Abstract
Application of the potent tumor promoter, 12-O-tetradecanoylphorbol-13-acetate (TPA), to mouse skin leads to a more than 200-fold increase in epidermal ornithine decarboxylase (EC 4.1.1.17) activity, a phenotypic change proposed to be essential for skin tumor promotion. The correlation between TPA-induced ornithine decarboxylase activity and skin tumor promotion received additional support from our finding that vitamin A acid and its analogs inhibit both TPA-induced ornithine decarboxylase activity and formation of skin papillomas.
The induction of ornithine decarboxylase activity was investigated following multiple applications of TPA to mouse skin initiated with dimethylbenz[a]anthracene, the regimen followed in initiation-promotion experiments. Ornithine decarboxylase activity was increased to about 600-fold during repeated applications of 17 nmol of TPA. Application of 1.7 nmol of retinoic acid 1 hr prior to each treatment with TPA inhibited TPA-induced ornithine decarboxylase activity by 60 to 80%. In tumor induction experiments, application of 1.7 or 17 nmol of retinoic acid 1 hr before each promotion with 17 nmol of TPA reduced by 57 and 75%, respectively, the number of papillomas per mouse. In contrast, retinoic acid treatment 24 hr after each TPA treatment did not suppress the formation of skin papillomas. Furthermore, application of retinoic acid at various times relative to the time of initiation with dimethylbenz[a]anthracene did not alter the development of skin tumors.
The application of the trimethylmethoxyphenyl analog of ethyl retinoate, 13-cis-retinoic acid, or the dimethylmethoxyethylcyclopentenyl analog of retinoic acid 1 hr prior to each TPA application inhibited TPA-induced ornithine decarboxylase activity as well as formation of skin papillomas. The trimethylhydroxyphenyl analog of ethyl retinoate or the 13-trifluoromethyltrimethylmethoxyphenyl analog of ethyl retinoate altered neither TPA-induced ornithine decarboxylase activity nor development of skin papillomas. Treatment with retinoids did not result in any sign of local toxicity; also, the average weight of the control mice was identical to the average weight of those treated with retinoids. Furthermore, retinoid treatment specifically inhibited TPA-induced ornithine decarboxylase activity and the resultant increases in putrescine levels, but it did not inhibit TPA-induced S-adenosyl-l-methionine decarboxylase (EC 4.1.1.50) activity and the accumulation of spermidine and spermine.

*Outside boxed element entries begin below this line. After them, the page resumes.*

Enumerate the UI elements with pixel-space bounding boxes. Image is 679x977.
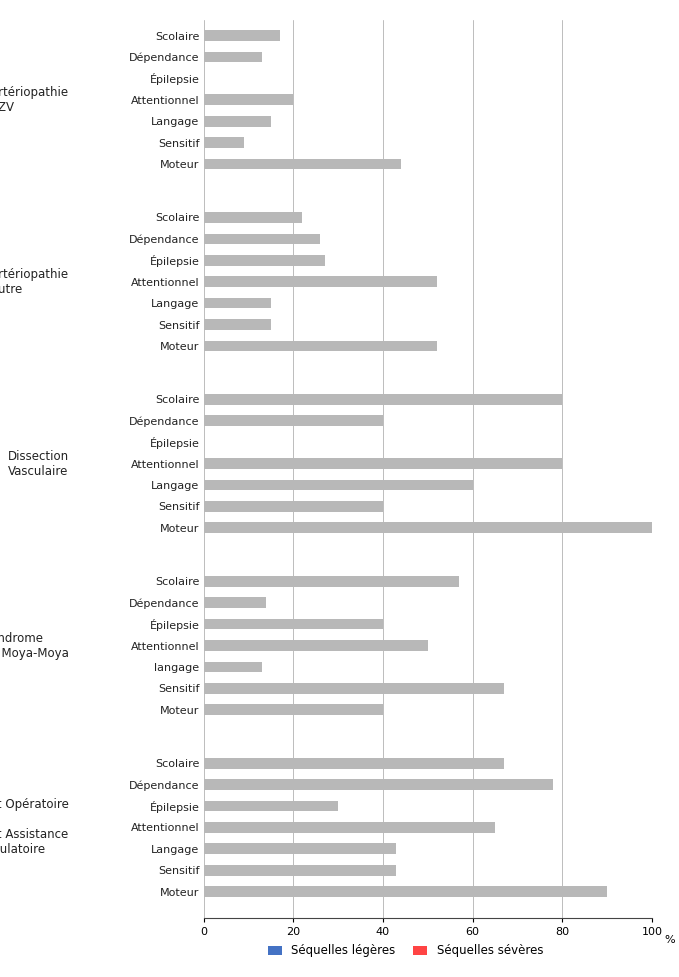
Bar (204, 158, 401, 169)
Bar (204, 661, 262, 672)
Text: Syndrome
de Moya-Moya: Syndrome de Moya-Moya (0, 631, 69, 659)
Bar (204, 212, 302, 223)
X-axis label: %: % (665, 935, 675, 945)
Text: Post Opératoire
ou
Post Assistance
Circulatoire: Post Opératoire ou Post Assistance Circu… (0, 798, 69, 857)
Text: Artériopathie
VZV: Artériopathie VZV (0, 86, 69, 113)
Bar (204, 341, 437, 352)
Bar (204, 30, 280, 41)
Bar (204, 52, 262, 63)
Bar (204, 618, 383, 629)
Bar (204, 415, 383, 426)
Legend: Séquelles légères, Séquelles sévères: Séquelles légères, Séquelles sévères (263, 940, 548, 962)
Text: Dissection
Vasculaire: Dissection Vasculaire (8, 449, 69, 478)
Bar (204, 458, 562, 469)
Bar (204, 501, 383, 512)
Bar (204, 640, 428, 651)
Bar (204, 886, 607, 897)
Bar (204, 480, 473, 490)
Bar (204, 276, 437, 287)
Bar (204, 780, 553, 790)
Bar (204, 843, 397, 854)
Bar (204, 597, 266, 608)
Bar (204, 683, 504, 694)
Bar (204, 137, 244, 148)
Text: Artériopathie
Autre: Artériopathie Autre (0, 268, 69, 296)
Bar (204, 758, 504, 769)
Bar (204, 576, 459, 586)
Bar (204, 523, 652, 533)
Bar (204, 822, 495, 832)
Bar (204, 319, 271, 330)
Bar (204, 704, 383, 715)
Bar (204, 234, 320, 244)
Bar (204, 865, 397, 875)
Bar (204, 255, 325, 266)
Bar (204, 298, 271, 309)
Bar (204, 95, 293, 106)
Bar (204, 116, 271, 127)
Bar (204, 801, 338, 811)
Bar (204, 394, 562, 404)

The results indicate that the possible mechanism of prevention of skin papillomas by retinoids involves their ability to inhibit TPA-induced epidermal ornithine decarboxylase activity and the associated elevated putrescine levels. These findings suggest that the assay of the inhibition of TPA-induced ornithine decarboxylase activity by retinoids may be a simple, rapid screen for antipromoting properties of new synthetic retinoids.
The work was supported by NIH Grants CA 07175 and CA 22484.